Each mud house takes from 900 to 1200 mud pellets to build. Maybe you have witnessed these birds scooping up mud in their beaks along the banks of the Wabash. Mud pellet gathering takes a tremendous amount of air time!
Cliff swallows are lovely small birds recognizable by their squarish tails and orange rumps. They have a buffy or cinnamon colored forehead and blueish-black throat, wings and back. Their underside or belly is light. The male has whiskers around his beak. A juvenile is a grayish all over.
Image via skeeze of Pixabay. Click here to view their gallery.
Although only five inches in length, the cliff swallow’s wing span measures twelve and a half inches. What is unique about cliff swallows is that they do not beat their wings in unison but alter wing beats. Since they feed in flight, one may mistake their avian maneuvers for a bat. Sometimes they hold their wings “bowed like a crescent” to glide or sail in the air.
Because the cliff swallow feeds in flight, they are at the peril of extreme weather events. If it rains constantly for five days, a cliff swallow will die of starvation.

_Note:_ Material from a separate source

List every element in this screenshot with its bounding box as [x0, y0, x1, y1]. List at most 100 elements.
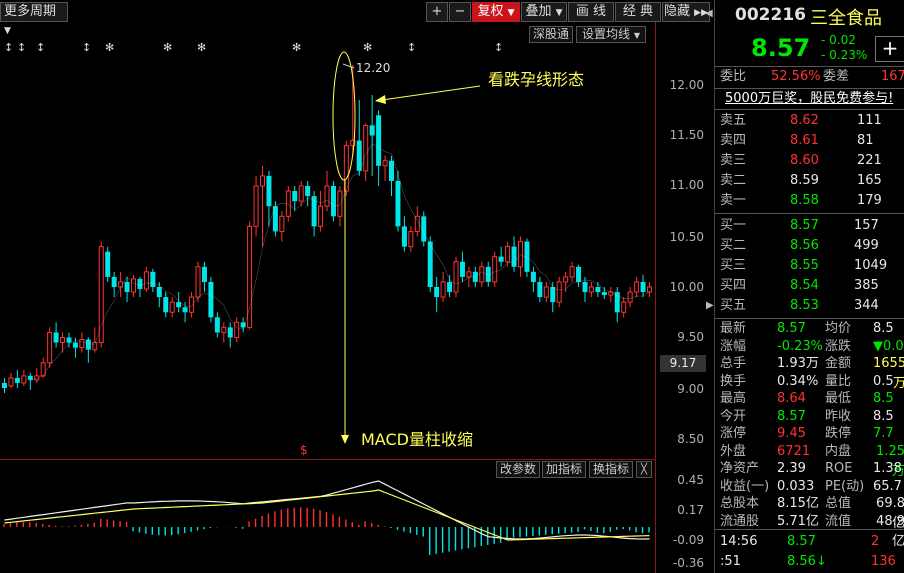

The little birds are able to open their mouths quite wide to catch insects. This was a banner year for them with cicadas enhancing their menu. The ability to open wide their mouths also gives the female cliff swallow opportunity to take an egg to a neighboring nest if she has laid too many. Definitely communal living!
Image via sarangib of Pixabay. Click here to view their gallery.
The cliff swallow does not have a song but a single squeaky chipping note. You will hear their chatter if you walk down under the Harmony Way bridge and look up at their nests. Be sure to keep your mouth closed!
When it is time to migrate south, cliff swallows gather in by the hundreds. They will roost along the way in large chimneys, swirling down into the chimney in a funnel formation, a sight to behold. They always migrate via Central America with their usual destination Argentina. Although they have been spotted as far south as Tierra del Fuego off the southernmost tip of South America.
Cliff swallows are federally protected by law. To destroy or remove their nests takes a special permit. A colony of cliff swallows eats enormous amounts of insects. How fortunate we are that they call the Harmony Way bridge home.
Revelation 19:17 “And I saw an angel standing in the sun, who cried in a loud voice to all the birds flying in midair, ‘Come, gather together for the great supper of God’.”